I do have experience on setting up a clustered environment but this request is new to me. Situation: There are 2 different clustered environment "Site1" and "Site2", they do have their own Independent Environment. Site1 data are shared to Site2 ,but Site 2 will not share data to Site1 (One way replication).
They also want it to be in the Indexer level since there are 500+ universal forwarders sending data to Site1 , and that's a tedious work for them setting up the firewall, connection and etc.
Here are the listed requirements:
2 different Clustered environment, they have their own ClusterMaster, DeploymentServer, LicenseMaster, SearchHead etc.
Replicate/Forward data from Site 1 to Site 2 [ONE WAY].
Replication or Forwarding are setup on Indexer Level.
Since these are two different cluster, they will not replicate to each other . What you can do is create to set of apps containing outputs.conf.
org_site1_forwarder_outputs - containing site1 IDX settings/servers
org_site2_forwarder_outputs - containing site2 IDX settings/servers
Then just deployed the apps to the forwarders you wanted to get data. If the forwarder should only send to site1 IDX, then deploy only the app "org_site1_forwarder_outputs", else if the forwarder should only send to site2 IDX, then deploy only the app "org_site2_forwarder_outputs." If the forwarder should send data to both, then deploy both apps "org_site1_forwarder_outputs" and "org_site2_forwarder_outputs". Utilized your Deployment server, and create server class to easily segregate your apps you wanted to deploy.
Splunk's indexer clustering capability doesn't allow for this kind of unidirectional "clustering." It's meant to be bi-directional, or site restricted in regards to replication / search factor.
If you want to do this, the most direct method will be to index and forward from the "Site 1" cluster to "Site 2"'s indexers... ( https://docs.splunk.com/Documentation/Splunk/8.0.1/Forwarding/Routeandfilterdatad#Perform_selective_...) This would mean data is indexed in site1, and then forwarded to indexers in site2. However, you're going to be incurring twice the ingestion cost for this since you are indexing the data twice.
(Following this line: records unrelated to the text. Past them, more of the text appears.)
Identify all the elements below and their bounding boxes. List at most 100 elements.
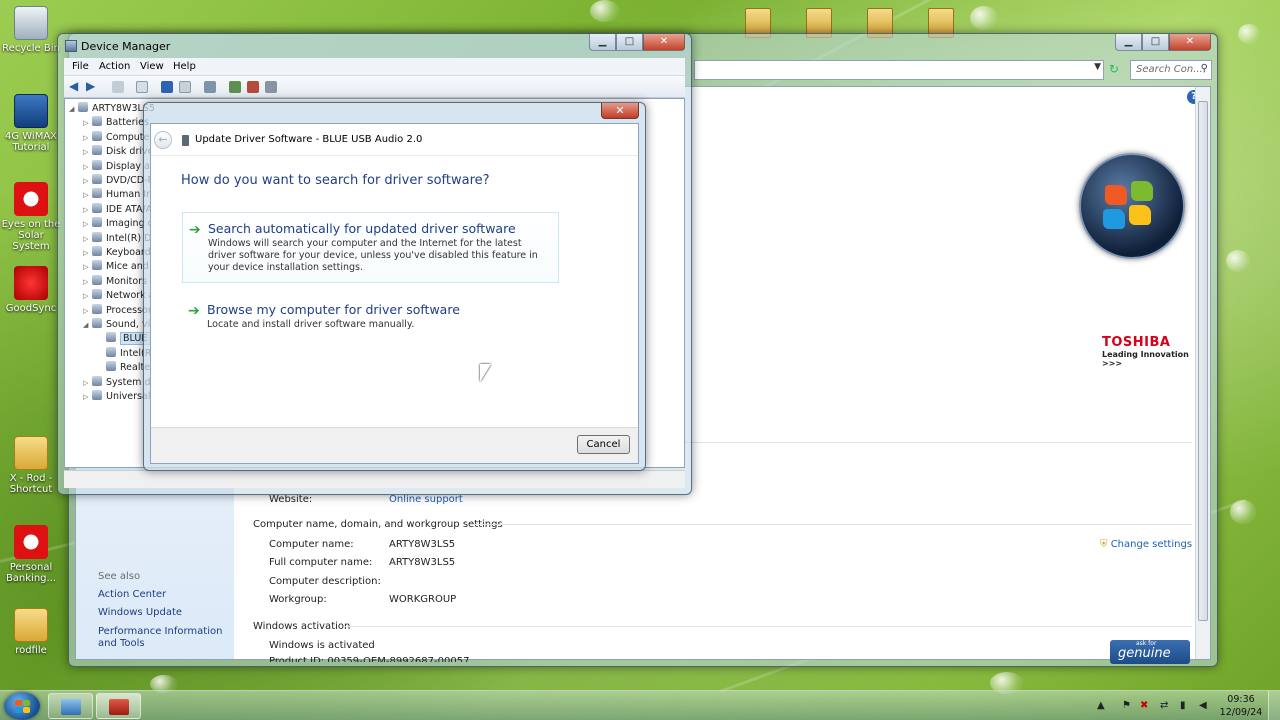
change-settings-link[interactable]: ⛨ Change settings (1100, 539, 1192, 550)
computer-name-label: Computer name: (269, 539, 354, 550)
link-action-center[interactable]: Action Center (98, 589, 166, 601)
tree-item[interactable]: ▷ Monitors (83, 274, 147, 289)
device-icon (92, 318, 102, 328)
action-center-flag-icon[interactable]: ⚑ (1122, 700, 1131, 711)
usb-device-icon (182, 135, 189, 146)
maximize-button[interactable]: □ (1142, 34, 1169, 51)
back-icon[interactable]: ← (154, 131, 172, 149)
tree-expander-icon[interactable]: ▷ (83, 174, 92, 188)
disable-device-icon[interactable] (265, 81, 277, 93)
tree-expander-icon[interactable]: ▷ (83, 289, 92, 303)
desktop-icon-rodfile[interactable]: rodfile (0, 608, 62, 656)
desktop-icon-label: Eyes on the Solar System (1, 219, 61, 252)
refresh-icon[interactable]: ↻ (1109, 62, 1119, 76)
menu-file[interactable]: File (72, 61, 89, 72)
tree-expander-icon[interactable]: ▷ (83, 246, 92, 260)
search-icon[interactable]: ⚲ (1201, 63, 1208, 74)
properties-icon[interactable] (136, 81, 148, 93)
maximize-button[interactable]: □ (616, 34, 643, 51)
update-driver-icon[interactable] (229, 81, 241, 93)
uninstall-icon[interactable] (247, 81, 259, 93)
chevron-down-icon[interactable]: ▼ (1094, 62, 1101, 72)
view-icon[interactable] (179, 81, 191, 93)
device-icon (92, 145, 102, 156)
desktop-icon-solar-system[interactable]: Eyes on the Solar System (0, 182, 62, 252)
minimize-button[interactable]: ▁ (589, 34, 616, 51)
search-placeholder: Search Con... (1136, 64, 1203, 75)
device-icon (92, 217, 102, 228)
tree-item[interactable]: ▷ Batteries (83, 116, 149, 130)
computer-name-value: ARTY8W3LS5 (389, 539, 456, 550)
menu-help[interactable]: Help (173, 61, 196, 72)
close-button[interactable]: ✕ (1169, 34, 1211, 51)
tree-expander-icon[interactable]: ◢ (83, 318, 92, 332)
shield-icon: ⛨ (1100, 539, 1108, 550)
search-input[interactable]: Search Con... ⚲ (1130, 60, 1212, 80)
back-arrow-icon[interactable]: ◀ (69, 79, 81, 93)
tree-expander-icon[interactable]: ▷ (83, 145, 92, 159)
vertical-scrollbar[interactable] (1195, 87, 1210, 659)
online-support-link[interactable]: Online support (389, 494, 463, 505)
tree-expander-icon[interactable]: ▷ (83, 116, 92, 130)
clock[interactable]: 09:36 12/09/24 (1218, 693, 1264, 719)
taskbar-control-panel[interactable] (48, 693, 93, 719)
help-book-icon[interactable] (161, 81, 173, 93)
toshiba-brand: TOSHIBA (1102, 335, 1171, 350)
scan-hardware-icon[interactable] (204, 81, 216, 93)
desktop-icon-goodsync[interactable]: GoodSync (0, 266, 62, 314)
device-icon (92, 289, 102, 300)
divider (471, 524, 1192, 525)
close-button[interactable]: ✕ (643, 34, 685, 51)
tree-expander-icon[interactable]: ▷ (83, 376, 92, 390)
tree-expander-icon[interactable]: ◢ (69, 102, 78, 116)
tree-expander-icon[interactable]: ▷ (83, 390, 92, 404)
taskbar: ▲ ⚑ ✖ ⇄ ▮ ◀ 09:36 12/09/24 (0, 690, 1280, 720)
minimize-button[interactable]: ▁ (1115, 34, 1142, 51)
show-hide-tree-icon[interactable] (112, 81, 124, 93)
full-name-label: Full computer name: (269, 557, 373, 568)
tree-expander-icon[interactable]: ▷ (83, 160, 92, 174)
tree-item[interactable]: ◢ ARTY8W3LS5 (69, 102, 155, 116)
dialog-body: ← Update Driver Software - BLUE USB Audi… (150, 123, 639, 464)
show-desktop-button[interactable] (1268, 691, 1280, 720)
show-hidden-icons[interactable]: ▲ (1097, 700, 1105, 711)
dialog-header: ← Update Driver Software - BLUE USB Audi… (151, 124, 638, 156)
tree-expander-icon[interactable]: ▷ (83, 232, 92, 246)
tree-expander-icon[interactable]: ▷ (83, 188, 92, 202)
website-label: Website: (269, 494, 313, 505)
scrollbar-thumb[interactable] (1198, 101, 1208, 621)
browse-computer-option[interactable]: ➔ Browse my computer for driver software… (182, 294, 559, 339)
cancel-button[interactable]: Cancel (577, 435, 630, 454)
network-error-icon[interactable]: ✖ (1140, 700, 1148, 711)
search-automatically-option[interactable]: ➔ Search automatically for updated drive… (182, 212, 559, 283)
tree-expander-icon[interactable]: ▷ (83, 131, 92, 145)
genuine-small-text: ask for (1136, 640, 1157, 647)
forward-arrow-icon[interactable]: ▶ (86, 79, 98, 93)
desktop-icon-personal-banking[interactable]: Personal Banking... (0, 525, 62, 584)
full-name-value: ARTY8W3LS5 (389, 557, 456, 568)
menu-action[interactable]: Action (99, 61, 130, 72)
option-title: Search automatically for updated driver … (208, 221, 516, 236)
link-performance-info[interactable]: Performance Information and Tools (98, 626, 228, 650)
tree-expander-icon[interactable]: ▷ (83, 203, 92, 217)
taskbar-device-manager[interactable] (96, 693, 141, 719)
clock-time: 09:36 (1227, 694, 1255, 705)
link-windows-update[interactable]: Windows Update (98, 607, 182, 619)
usb-icon[interactable]: ⇄ (1160, 700, 1168, 711)
address-bar[interactable]: ▼ (694, 60, 1104, 80)
start-button[interactable] (4, 692, 40, 720)
desktop-icon-x-rod[interactable]: X - Rod - Shortcut (0, 436, 62, 495)
tree-expander-icon[interactable]: ▷ (83, 275, 92, 289)
menu-view[interactable]: View (140, 61, 164, 72)
signal-icon[interactable]: ▮ (1180, 700, 1186, 711)
genuine-badge[interactable]: ask for genuine (1110, 640, 1190, 664)
description-label: Computer description: (269, 576, 381, 587)
close-button[interactable]: ✕ (601, 103, 639, 119)
tree-expander-icon[interactable]: ▷ (83, 260, 92, 274)
desktop-icon-label: X - Rod - Shortcut (9, 473, 53, 495)
volume-icon[interactable]: ◀ (1199, 700, 1207, 711)
desktop-icon-wimax[interactable]: 4G WiMAX Tutorial (0, 94, 62, 153)
desktop-icon-recycle-bin[interactable]: Recycle Bin (0, 6, 62, 54)
tree-expander-icon[interactable]: ▷ (83, 217, 92, 231)
tree-expander-icon[interactable]: ▷ (83, 304, 92, 318)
So this isn't a good solution as I see it, and probably your customer wont as it means their 1tb license now needs to be 2tb.
You could potentially do a Single Multisite Cluster ( site1 and site2,) and adjust the replication so that site 2 is only a replicated copy of site1.. ( site_replication_factor=origin:1,site2:1,total:2). This would eliminate the double indexing charges incurred with index and forward.
Can they do hybrid search, or federated search, from cluster 2 to cluster1? Or is this about getting a copy of the data for archiving purpose? Do you have S3 compatible storage available? This would be a good use case for Smartstore. Whats the real use case/ business case here for them to have unidirectional replication?
First proposed solution is " This would mean data is indexed in site1, and then forwarded to indexers in site2.". This happens on the Forwarders ? They are trying to avoid tons of job(Opening port, connectivity and firewalls) on all 500+ forwarders.
Since they do have different environment they also have different license.
Second proposed solution is "Single Multisite Cluster ( site1 and site2,) ". Site1 and Site2 has there own cluster master, means they are not connected. As far as i understand replication factor can only be applied for those site(s) under ONE cluster master.